I don't like beating on the end of the stud because that can mushroom it so it won't go thru the hole when it does break free. In one case, I beat on a nut, freed the stud, but then the nut was jammed on the stud so had to hacksaw the stud to remove it. Also, when you beat it splays out the diameter so it doesn't want to go into the hole. I think beating mainly helps when you keep the gap filled w/ penetrant oil and the beating helps move rust and gives a hydraulic shock that helps free the parts. For my LCA, I resorted to a pickle fork, but had to run out and buy a narrower one and cut the tips off so they didn't hit the far side of the spindle. I don't worry about ruining the rubber boot, since I always replace that, usually w/ better polyurethane (Energy Suspension) instead of the lesser ones that come on new ball joints. In one case, I coated the lower half of the new ball joint stud w/ anti-sieze (non M-B car). A slight worry that will let the stud spin in the spindle, but should make future removal easier.

funola 11-23-2015 04:02 PM

Quote:

Originally Posted by BillGrissom (Post 3544478)
....................................................................................
I don't worry about ruining the rubber boot, since I always replace that, usually w/ better polyurethane (Energy Suspension) instead of the lesser ones that come on new ball joints. ............................

Can you post the p/n of the Energy Suspension polyurethane boot for the lower ball joint?

I bought one of those OTC 8149 more than a year ago but have not tried it and kind of forgot about it. This post reminds me to give it a try.
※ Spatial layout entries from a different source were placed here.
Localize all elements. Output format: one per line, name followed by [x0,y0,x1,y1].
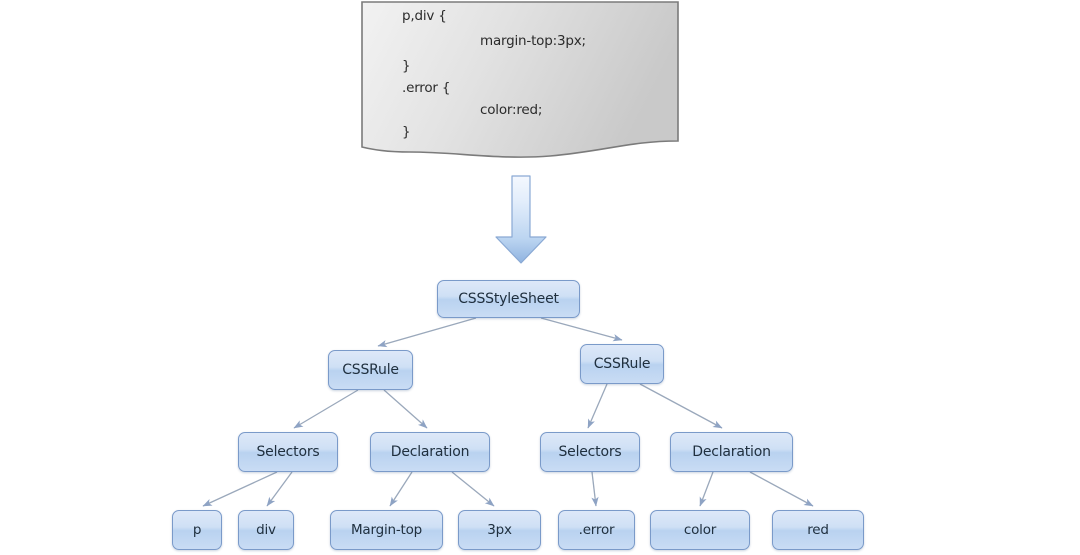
node-selectors-2[interactable]: Selectors [540,432,640,472]
edge-rule2-selectors2 [587,383,608,429]
node-label: CSSRule [593,356,651,372]
node-color[interactable]: color [650,510,750,550]
edge-stylesheet-rule2 [540,317,623,342]
node-selectors-1[interactable]: Selectors [238,432,338,472]
node-error-class[interactable]: .error [558,510,635,550]
code-line: } [402,124,411,140]
node-red[interactable]: red [772,510,864,550]
node-label: p [192,522,202,538]
node-div[interactable]: div [238,510,294,550]
node-cssstylesheet[interactable]: CSSStyleSheet [437,280,580,318]
node-label: Declaration [692,444,771,460]
code-line: color:red; [480,102,543,118]
code-line: .error { [402,80,451,96]
node-label: color [683,522,717,538]
down-arrow-icon [495,175,547,264]
css-source-document: p,div { margin-top:3px; } .error { color… [360,0,680,160]
edge-selectors2-error [591,471,599,507]
node-declaration-2[interactable]: Declaration [670,432,793,472]
node-cssrule-2[interactable]: CSSRule [580,344,664,384]
node-cssrule-1[interactable]: CSSRule [328,350,413,390]
edge-rule1-selectors1 [293,389,359,429]
node-label: 3px [487,522,512,538]
node-label: .error [578,522,615,538]
edge-declaration2-color [699,471,714,507]
node-declaration-1[interactable]: Declaration [370,432,490,472]
edge-selectors1-div [266,471,293,507]
node-label: div [256,522,276,538]
node-label: Declaration [390,444,470,460]
code-line: p,div { [402,8,447,24]
edge-declaration2-red [749,471,814,507]
code-line: margin-top:3px; [480,33,586,49]
css-code-text: p,div { margin-top:3px; } .error { color… [360,0,680,160]
node-margin-top[interactable]: Margin-top [330,510,443,550]
node-label: red [807,522,829,538]
node-3px[interactable]: 3px [458,510,541,550]
diagram-canvas: p,div { margin-top:3px; } .error { color… [0,0,1080,555]
node-label: CSSStyleSheet [458,291,559,307]
code-line: } [402,58,411,74]
node-label: Margin-top [350,522,423,538]
node-p[interactable]: p [172,510,222,550]
edge-declaration1-margintop [389,471,413,507]
edge-declaration1-3px [451,471,495,507]
node-label: CSSRule [342,362,399,378]
node-label: Selectors [256,444,320,460]
edge-rule2-declaration2 [639,383,723,429]
node-label: Selectors [558,444,622,460]
edge-rule1-declaration1 [383,389,428,429]
edge-stylesheet-rule1 [377,317,477,348]
edge-selectors1-p [202,471,278,507]
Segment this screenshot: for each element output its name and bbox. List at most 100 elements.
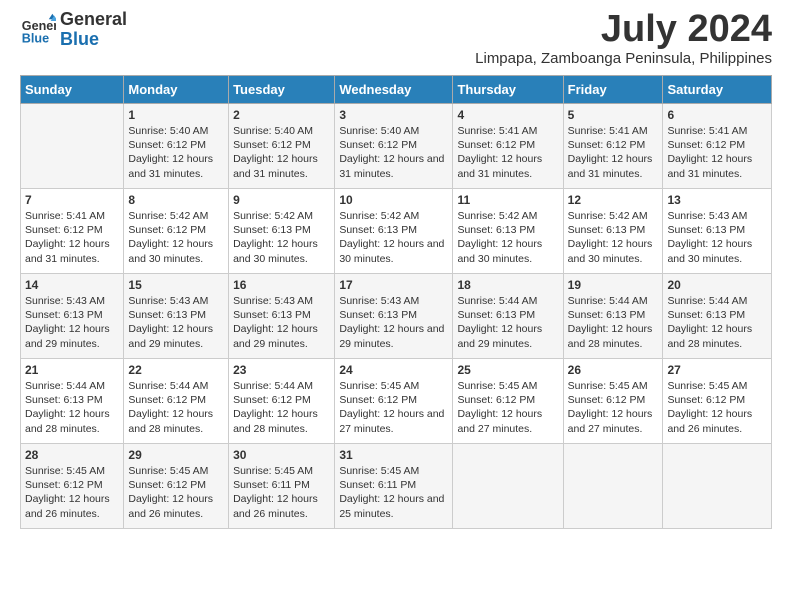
day-number: 12 — [568, 193, 659, 207]
day-number: 19 — [568, 278, 659, 292]
calendar-cell: 13 Sunrise: 5:43 AM Sunset: 6:13 PM Dayli… — [663, 189, 772, 274]
calendar-cell: 20 Sunrise: 5:44 AM Sunset: 6:13 PM Dayli… — [663, 274, 772, 359]
day-detail: Sunrise: 5:45 AM Sunset: 6:12 PM Dayligh… — [339, 379, 448, 436]
day-detail: Sunrise: 5:45 AM Sunset: 6:12 PM Dayligh… — [667, 379, 767, 436]
calendar-cell: 31 Sunrise: 5:45 AM Sunset: 6:11 PM Dayli… — [335, 444, 453, 529]
header-sunday: Sunday — [21, 76, 124, 104]
day-number: 28 — [25, 448, 119, 462]
logo: General Blue General Blue — [20, 10, 127, 50]
day-number: 2 — [233, 108, 330, 122]
calendar-cell: 25 Sunrise: 5:45 AM Sunset: 6:12 PM Dayli… — [453, 359, 563, 444]
calendar-week-row: 21 Sunrise: 5:44 AM Sunset: 6:13 PM Dayli… — [21, 359, 772, 444]
day-detail: Sunrise: 5:44 AM Sunset: 6:12 PM Dayligh… — [128, 379, 224, 436]
calendar-cell: 30Sunrise: 5:45 AM Sunset: 6:11 PM Dayli… — [229, 444, 335, 529]
header-thursday: Thursday — [453, 76, 563, 104]
calendar-cell: 26Sunrise: 5:45 AM Sunset: 6:12 PM Dayli… — [563, 359, 663, 444]
day-detail: Sunrise: 5:44 AM Sunset: 6:13 PM Dayligh… — [25, 379, 119, 436]
day-number: 7 — [25, 193, 119, 207]
calendar-cell: 7 Sunrise: 5:41 AM Sunset: 6:12 PM Daylig… — [21, 189, 124, 274]
day-detail: Sunrise: 5:44 AM Sunset: 6:13 PM Dayligh… — [667, 294, 767, 351]
day-detail: Sunrise: 5:44 AM Sunset: 6:13 PM Dayligh… — [568, 294, 659, 351]
day-detail: Sunrise: 5:43 AM Sunset: 6:13 PM Dayligh… — [233, 294, 330, 351]
calendar-cell: 18 Sunrise: 5:44 AM Sunset: 6:13 PM Dayli… — [453, 274, 563, 359]
calendar-week-row: 14 Sunrise: 5:43 AM Sunset: 6:13 PM Dayli… — [21, 274, 772, 359]
header-saturday: Saturday — [663, 76, 772, 104]
calendar-cell: 11 Sunrise: 5:42 AM Sunset: 6:13 PM Dayli… — [453, 189, 563, 274]
day-number: 1 — [128, 108, 224, 122]
day-detail: Sunrise: 5:41 AM Sunset: 6:12 PM Dayligh… — [667, 124, 767, 181]
calendar-cell: 5 Sunrise: 5:41 AM Sunset: 6:12 PM Daylig… — [563, 104, 663, 189]
calendar-table: Sunday Monday Tuesday Wednesday Thursday… — [20, 75, 772, 529]
calendar-week-row: 1 Sunrise: 5:40 AM Sunset: 6:12 PM Daylig… — [21, 104, 772, 189]
header-tuesday: Tuesday — [229, 76, 335, 104]
calendar-cell: 14 Sunrise: 5:43 AM Sunset: 6:13 PM Dayli… — [21, 274, 124, 359]
day-number: 11 — [457, 193, 558, 207]
subtitle: Limpapa, Zamboanga Peninsula, Philippine… — [475, 50, 772, 67]
calendar-cell: 22 Sunrise: 5:44 AM Sunset: 6:12 PM Dayli… — [124, 359, 229, 444]
day-number: 6 — [667, 108, 767, 122]
day-number: 4 — [457, 108, 558, 122]
calendar-cell — [453, 444, 563, 529]
day-detail: Sunrise: 5:40 AM Sunset: 6:12 PM Dayligh… — [128, 124, 224, 181]
day-number: 13 — [667, 193, 767, 207]
day-number: 15 — [128, 278, 224, 292]
day-detail: Sunrise: 5:45 AM Sunset: 6:11 PM Dayligh… — [339, 464, 448, 521]
calendar-cell: 4Sunrise: 5:41 AM Sunset: 6:12 PM Daylig… — [453, 104, 563, 189]
day-number: 23 — [233, 363, 330, 377]
svg-text:Blue: Blue — [22, 31, 49, 45]
calendar-cell: 3Sunrise: 5:40 AM Sunset: 6:12 PM Daylig… — [335, 104, 453, 189]
day-number: 21 — [25, 363, 119, 377]
day-detail: Sunrise: 5:42 AM Sunset: 6:13 PM Dayligh… — [339, 209, 448, 266]
day-number: 17 — [339, 278, 448, 292]
day-number: 16 — [233, 278, 330, 292]
day-number: 18 — [457, 278, 558, 292]
calendar-week-row: 7 Sunrise: 5:41 AM Sunset: 6:12 PM Daylig… — [21, 189, 772, 274]
header-monday: Monday — [124, 76, 229, 104]
calendar-cell: 9Sunrise: 5:42 AM Sunset: 6:13 PM Daylig… — [229, 189, 335, 274]
day-detail: Sunrise: 5:41 AM Sunset: 6:12 PM Dayligh… — [568, 124, 659, 181]
day-number: 5 — [568, 108, 659, 122]
main-title: July 2024 — [475, 10, 772, 48]
day-number: 31 — [339, 448, 448, 462]
calendar-cell: 6 Sunrise: 5:41 AM Sunset: 6:12 PM Daylig… — [663, 104, 772, 189]
header-wednesday: Wednesday — [335, 76, 453, 104]
header-friday: Friday — [563, 76, 663, 104]
logo-text: General Blue — [60, 10, 127, 50]
calendar-header-row: Sunday Monday Tuesday Wednesday Thursday… — [21, 76, 772, 104]
day-number: 24 — [339, 363, 448, 377]
day-detail: Sunrise: 5:44 AM Sunset: 6:13 PM Dayligh… — [457, 294, 558, 351]
calendar-cell — [563, 444, 663, 529]
day-detail: Sunrise: 5:43 AM Sunset: 6:13 PM Dayligh… — [667, 209, 767, 266]
logo-icon: General Blue — [20, 12, 56, 48]
day-detail: Sunrise: 5:45 AM Sunset: 6:12 PM Dayligh… — [457, 379, 558, 436]
calendar-cell — [663, 444, 772, 529]
calendar-cell: 27Sunrise: 5:45 AM Sunset: 6:12 PM Dayli… — [663, 359, 772, 444]
day-number: 10 — [339, 193, 448, 207]
day-detail: Sunrise: 5:42 AM Sunset: 6:12 PM Dayligh… — [128, 209, 224, 266]
day-number: 22 — [128, 363, 224, 377]
calendar-cell: 21 Sunrise: 5:44 AM Sunset: 6:13 PM Dayli… — [21, 359, 124, 444]
calendar-cell — [21, 104, 124, 189]
day-detail: Sunrise: 5:43 AM Sunset: 6:13 PM Dayligh… — [128, 294, 224, 351]
day-number: 20 — [667, 278, 767, 292]
day-number: 29 — [128, 448, 224, 462]
day-detail: Sunrise: 5:43 AM Sunset: 6:13 PM Dayligh… — [25, 294, 119, 351]
calendar-cell: 24 Sunrise: 5:45 AM Sunset: 6:12 PM Dayli… — [335, 359, 453, 444]
day-detail: Sunrise: 5:41 AM Sunset: 6:12 PM Dayligh… — [25, 209, 119, 266]
title-block: July 2024 Limpapa, Zamboanga Peninsula, … — [475, 10, 772, 67]
day-detail: Sunrise: 5:45 AM Sunset: 6:12 PM Dayligh… — [25, 464, 119, 521]
day-detail: Sunrise: 5:42 AM Sunset: 6:13 PM Dayligh… — [457, 209, 558, 266]
day-detail: Sunrise: 5:42 AM Sunset: 6:13 PM Dayligh… — [568, 209, 659, 266]
calendar-cell: 16 Sunrise: 5:43 AM Sunset: 6:13 PM Dayli… — [229, 274, 335, 359]
day-number: 25 — [457, 363, 558, 377]
calendar-cell: 17Sunrise: 5:43 AM Sunset: 6:13 PM Dayli… — [335, 274, 453, 359]
calendar-cell: 19 Sunrise: 5:44 AM Sunset: 6:13 PM Dayli… — [563, 274, 663, 359]
calendar-cell: 12 Sunrise: 5:42 AM Sunset: 6:13 PM Dayli… — [563, 189, 663, 274]
day-number: 14 — [25, 278, 119, 292]
day-detail: Sunrise: 5:45 AM Sunset: 6:11 PM Dayligh… — [233, 464, 330, 521]
day-detail: Sunrise: 5:45 AM Sunset: 6:12 PM Dayligh… — [568, 379, 659, 436]
day-number: 9 — [233, 193, 330, 207]
calendar-cell: 2Sunrise: 5:40 AM Sunset: 6:12 PM Daylig… — [229, 104, 335, 189]
day-detail: Sunrise: 5:40 AM Sunset: 6:12 PM Dayligh… — [339, 124, 448, 181]
day-number: 8 — [128, 193, 224, 207]
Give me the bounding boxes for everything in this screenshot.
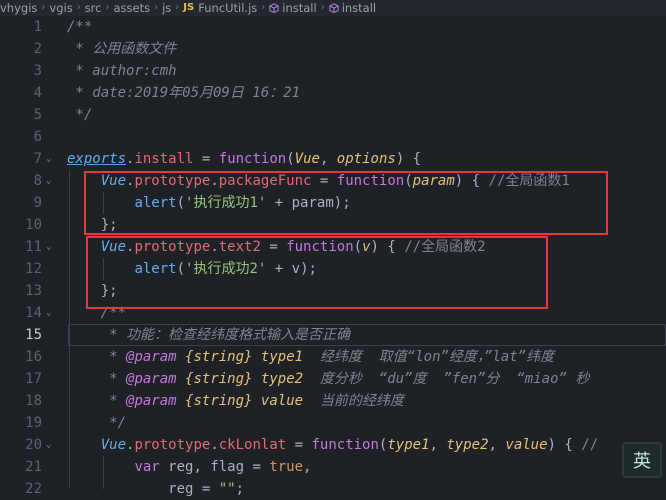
line-number: 3 — [33, 63, 42, 79]
breadcrumb-symbol-label: install — [341, 1, 377, 15]
breadcrumb-item[interactable]: vhygis — [0, 0, 37, 16]
chevron-right-icon: › — [175, 2, 180, 13]
code-line-7[interactable]: exports.install = function(Vue, options)… — [67, 148, 421, 170]
breadcrumb-item[interactable]: vgis — [49, 0, 72, 16]
code-line-18[interactable]: * @param {string} value 当前的经纬度 — [67, 390, 404, 412]
highlight-box-packageFunc — [84, 171, 608, 235]
chevron-right-icon: › — [261, 2, 266, 13]
code-editor[interactable]: 1 2 3 4 5 6 7 8 9 10 11 12 13 14 15 16 1… — [0, 16, 666, 497]
fold-chevron-icon[interactable]: ⌄ — [46, 302, 56, 324]
line-number: 2 — [33, 41, 42, 57]
method-cube-icon — [328, 3, 339, 13]
line-number: 16 — [25, 349, 42, 365]
code-line-15[interactable]: * 功能：检查经纬度格式输入是否正确 — [67, 324, 350, 346]
line-number: 22 — [25, 481, 42, 497]
line-number: 1 — [33, 19, 42, 35]
breadcrumb-symbol-label: install — [282, 1, 317, 15]
breadcrumb-symbol[interactable]: install — [328, 0, 377, 16]
code-line-17[interactable]: * @param {string} type2 度分秒 “du”度 ”fen”分… — [67, 368, 589, 390]
breadcrumb-item[interactable]: src — [85, 0, 102, 16]
breadcrumb-symbol[interactable]: install — [269, 0, 317, 16]
code-line-16[interactable]: * @param {string} type1 经纬度 取值“lon”经度，”l… — [67, 346, 554, 368]
line-number: 20 — [25, 437, 42, 453]
line-number: 17 — [25, 371, 42, 387]
code-line-1[interactable]: /** — [67, 16, 92, 38]
line-number: 11 — [25, 239, 42, 255]
line-number: 10 — [25, 217, 42, 233]
code-line-4[interactable]: * date:2019年05月09日 16：21 — [67, 82, 300, 104]
line-number: 5 — [33, 107, 42, 123]
breadcrumb-item[interactable]: assets — [113, 0, 150, 16]
highlight-box-text2 — [86, 236, 548, 309]
line-number: 7 — [33, 151, 42, 167]
code-line-22[interactable]: reg = ""; — [67, 478, 244, 500]
chevron-right-icon: › — [41, 2, 46, 13]
line-number: 12 — [25, 261, 42, 277]
chevron-right-icon: › — [154, 2, 159, 13]
line-number: 6 — [33, 129, 42, 145]
code-line-19[interactable]: */ — [67, 412, 126, 434]
line-number: 9 — [33, 195, 42, 211]
line-number-active: 15 — [25, 327, 42, 343]
chevron-right-icon: › — [76, 2, 81, 13]
line-number: 18 — [25, 393, 42, 409]
fold-chevron-icon[interactable]: ⌄ — [46, 236, 56, 258]
method-cube-icon — [269, 3, 279, 13]
line-number: 13 — [25, 283, 42, 299]
code-line-3[interactable]: * author:cmh — [67, 60, 176, 82]
line-number: 8 — [33, 173, 42, 189]
code-line-21[interactable]: var reg, flag = true, — [67, 456, 311, 478]
fold-chevron-icon[interactable]: ⌄ — [46, 170, 56, 192]
code-line-5[interactable]: */ — [67, 104, 92, 126]
line-number: 4 — [33, 85, 42, 101]
chevron-right-icon: › — [105, 2, 110, 13]
ime-indicator[interactable]: 英 — [622, 442, 662, 478]
breadcrumb: vhygis › vgis › src › assets › js › JS FuncUtil.js ›… — [0, 0, 666, 16]
line-number: 19 — [25, 415, 42, 431]
chevron-right-icon: › — [320, 2, 325, 13]
code-line-2[interactable]: * 公用函数文件 — [67, 38, 176, 60]
breadcrumb-file[interactable]: FuncUtil.js — [198, 0, 257, 16]
js-file-icon: JS — [183, 2, 195, 13]
code-line-20[interactable]: Vue.prototype.ckLonlat = function(type1,… — [67, 434, 598, 456]
line-number-gutter: 1 2 3 4 5 6 7 8 9 10 11 12 13 14 15 16 1… — [0, 16, 50, 497]
line-number: 14 — [25, 305, 42, 321]
breadcrumb-item[interactable]: js — [162, 0, 171, 16]
line-number: 21 — [25, 459, 42, 475]
fold-chevron-icon[interactable]: ⌄ — [46, 434, 56, 456]
fold-chevron-icon[interactable]: ⌄ — [46, 148, 56, 170]
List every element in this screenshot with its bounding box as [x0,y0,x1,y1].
I have a spare steering knuckle with a ball joint pressed in so that should make it easy to see if the tool fits.

Diesel911 11-23-2015 10:33 PM

Quote:

Originally Posted by funola (Post 3544501)
Can you post the p/n of the Energy Suspension polyurethane boot for the lower ball joint?

I bought one of those OTC 8149 more than a year ago but have not tried it and kind of forgot about it. This post reminds me to give it a try. I have a spare steering knuckle with a ball joint pressed in so that should make it easy to see if the tool fits.

The OTC 1849 Tool only removes the Ball Joint from the Lower Control Arm.

I think you mean the JTC 1849 wich is that Ball Joint Press Tool that is a Tube with sleeves and a large Punch to hammer out the Ball Joint.